Adult seals (over five years old) grow to an average length of 2.3 m (7.5 ft) and an average weight of around 200 kg (440 lb). Females are on average 6 cm (2.4 in) longer and around 8 kilograms (18 lb) heavier than males, though their weights fluctuate substantially according to season; females can lose up to 50% of their body weight during lactation, and males lose a significant proportion of weight as they attend to their mating partners and fight off rivals. During summer, males typically weigh 200 kilograms (440 lb), and females 215 kilograms (474 lb). A molecular genetic based technique has been established to confirm the sex of individuals in the laboratory. Large crabeater seals can weigh up to 300 kg (660 lb). Pups are about 1.2 metres (3.9 ft) in length and 20 to 30 kilograms (44 to 66 lb) at birth. While nursing, pups grow at a rate of about 4.2 kilograms (9.3 lb) a day, and grow to be around 100 kilograms (220 lb) when they are weaned at two or three weeks.

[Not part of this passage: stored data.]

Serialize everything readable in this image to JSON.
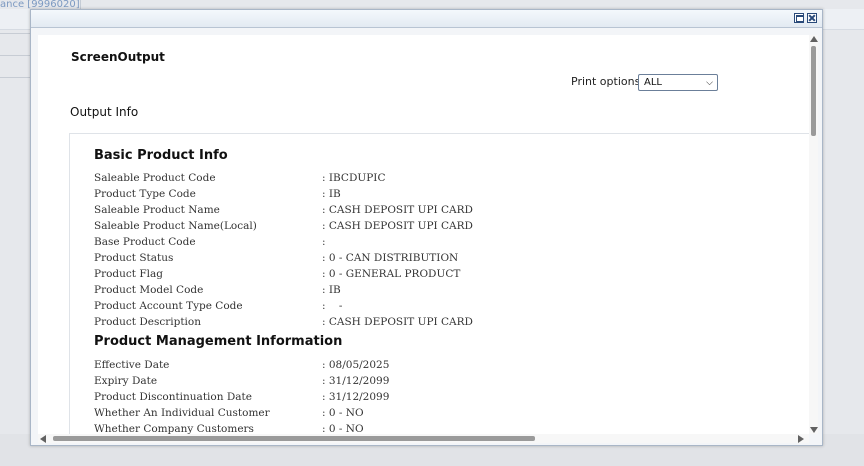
{
  "background": {
    "tab_text": "ance [9996020]"
  },
  "screen": {
    "title": "ScreenOutput",
    "print_options_label": "Print options:",
    "print_options_value": "ALL",
    "output_info_label": "Output Info"
  },
  "basic_product_info": {
    "title": "Basic Product Info",
    "rows": [
      {
        "label": "Saleable Product Code",
        "value": ": IBCDUPIC"
      },
      {
        "label": "Product Type Code",
        "value": ": IB"
      },
      {
        "label": "Saleable Product Name",
        "value": ": CASH DEPOSIT UPI CARD"
      },
      {
        "label": "Saleable Product Name(Local)",
        "value": ": CASH DEPOSIT UPI CARD"
      },
      {
        "label": "Base Product Code",
        "value": ":"
      },
      {
        "label": "Product Status",
        "value": ": 0 - CAN DISTRIBUTION"
      },
      {
        "label": "Product Flag",
        "value": ": 0 - GENERAL PRODUCT"
      },
      {
        "label": "Product Model Code",
        "value": ": IB"
      },
      {
        "label": "Product Account Type Code",
        "value": ":    -"
      },
      {
        "label": "Product Description",
        "value": ": CASH DEPOSIT UPI CARD"
      }
    ]
  },
  "product_management_info": {
    "title": "Product Management Information",
    "rows": [
      {
        "label": "Effective Date",
        "value": ": 08/05/2025"
      },
      {
        "label": "Expiry Date",
        "value": ": 31/12/2099"
      },
      {
        "label": "Product Discontinuation Date",
        "value": ": 31/12/2099"
      },
      {
        "label": "Whether An Individual Customer",
        "value": ": 0 - NO"
      },
      {
        "label": "Whether Company Customers",
        "value": ": 0 - NO"
      }
    ]
  }
}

These seals are covered mostly by brown or silver fur, with darker coloration around flippers. The color fades throughout the year, and recently molted seals appear darker than the silvery-white crabeater seals that are about to molt. Their body is comparatively more slender than other seals, and the snout is pointed. Crabeater seals can raise their heads and arch their backs while on ice, and they are able to move quickly if not subject to overheating. Crabeater seals exhibit scarring either from leopard seal attacks around the flippers or, for males, during the breeding season while fighting for mates around the throat and jaw.
Pups are born with a light brown, downy pelage (lanugo), until the first molt at weaning. Younger animals are marked by net-like, chocolate brown markings and flecks on the shoulders, sides and flanks, shading into the predominantly dark hind and fore flippers and head, often due to scarring from leopard seals. After molting, their fur is a darker brown fading to blonde on their bellies. The fur lightens throughout the year, becoming completely blonde in summer.
Crabeaters have relatively slender bodies and long skulls and snouts compared to other phocids. Perhaps their most distinctive adaptation is the unique dentition that enables this species to sieve Antarctic krill. The postcanine teeth are finely divided with multiple cusps. Together with the tight fit of the upper and lower jaw, a bony protuberance near the back of the mouth completes a near-perfect sieve within which krill are trapped.